Classical computers compute using 0s and 1s which refer to something physical like voltage levels of 0v or 3.3v respectively. Quantum computers also compute using 0s and 1s that also refers to something physical, like the spin of an electron which can only be up or down. Although these qubits differ because with a classical bit, there is just one thing to “look at” (called “observables”) if you want to know its value. If I want to know the voltage level is 0 or 1 I can just take out my multimeter and check. There is just one single observable.
With a qubit, there are actually three observables: σx, σy, and σz. You can think of a qubit like a sphere where you can measure it along its x, y, or z axis. These often correspond in real life to real rotations, for example, you can measure electron spin using something called Stern-Gerlach apparatus and you can measure a different axis by physically rotating the whole apparatus.
How can a single 0 or 1 be associated with three different observables?
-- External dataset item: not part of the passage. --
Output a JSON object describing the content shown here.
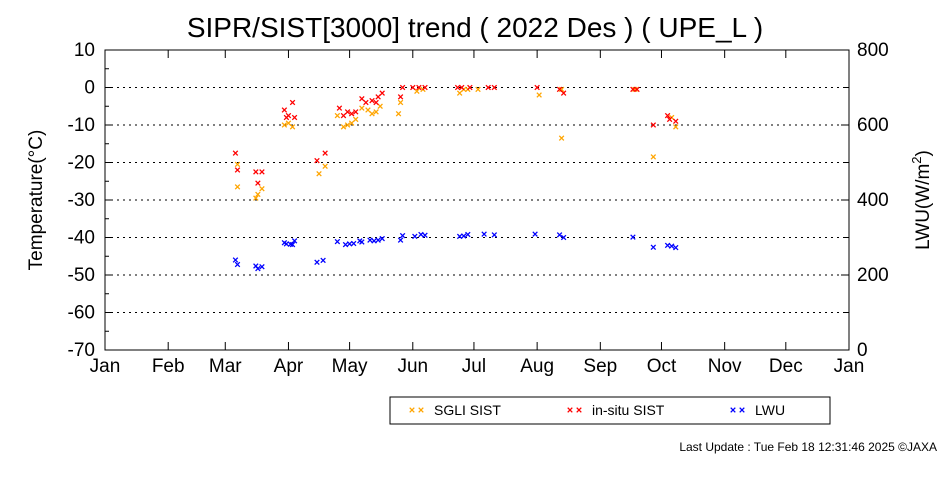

Well, the qubit can only have a single 0 or 1 at a time, so, let’s say, you measure its value on the z-axis, so you measure σz, and you get 0 or 1, then the qubit ceases to have values for σx or σy. They just don’t exist anymore. If you then go measure, let’s say, σx, then you will get something entirely random, and then the value for σz will cease to exist. So it can only hold one bit of information at a time, but measuring it on a different axis will “interfere” with that information.
It’s thus not possible to actually know the values for all the different observables because only one exists at a time, but you can also use them in logic gates where one depends on an axis with no value. For example, if you measure a qubit on the σz axis, you can then pass it through a logic gate where it will flip a second qubit or not flip it because on whether or not σx is 0 or 1. Of course, if you measured σz, then σx has no value, so you can’t say whether or not it will flip the other qubit, but you can say that they would be correlated with one another (if σx is 0 then it will not flip it, if it is 1 then it will, and thus they are related to one another). This is basically what entanglement is.
Because you cannot know the outcome when you have certain interactions like this, you can only model the system probabilistically based on the information you do know, and because measuring qubits on one axis erases its value on all others, then some information you know about the system can interfere with (cancel out) other information you know about it. Waves also can interfere with each other, and so oddly enough, it turns out you can model how your predictions of the system evolve over the computation using a wave function which then can be used to derive a probability distribution of the results.
What is even more interesting is that if you have a system like this where you have to model it using a wave function, it turns out it can in principle execute certain algorithms exponentially faster than classical computers. So they are definitely nowhere near the same as classical computers. Their complexity scales up exponentially when trying to simulate quantum computers on a classical computer. Every additional qubit doubles the complexity, and thus it becomes really difficult to even simulate small numbers of qubits. I built my own simulator in C and it uses 45 gigabytes of RAM to simulate just 16. I think the world record is literally only like 56.
It is only continuous because it is random, so prior to making a measurement, you describe it in terms of a probability distribution called the state vector. The bits 0 and 1 are discrete, but if I said it was random and asked you to describe it, you would assign it a probability between 0 and 1, and thus it suddenly becomes continuous. (Although, in quantum mechanics, probability amplitudes are complex-valued.) The continuous nature of it is really something epistemic and not ontological. We only observe qubits as either 0 or 1, with discrete values, never anything in between the two.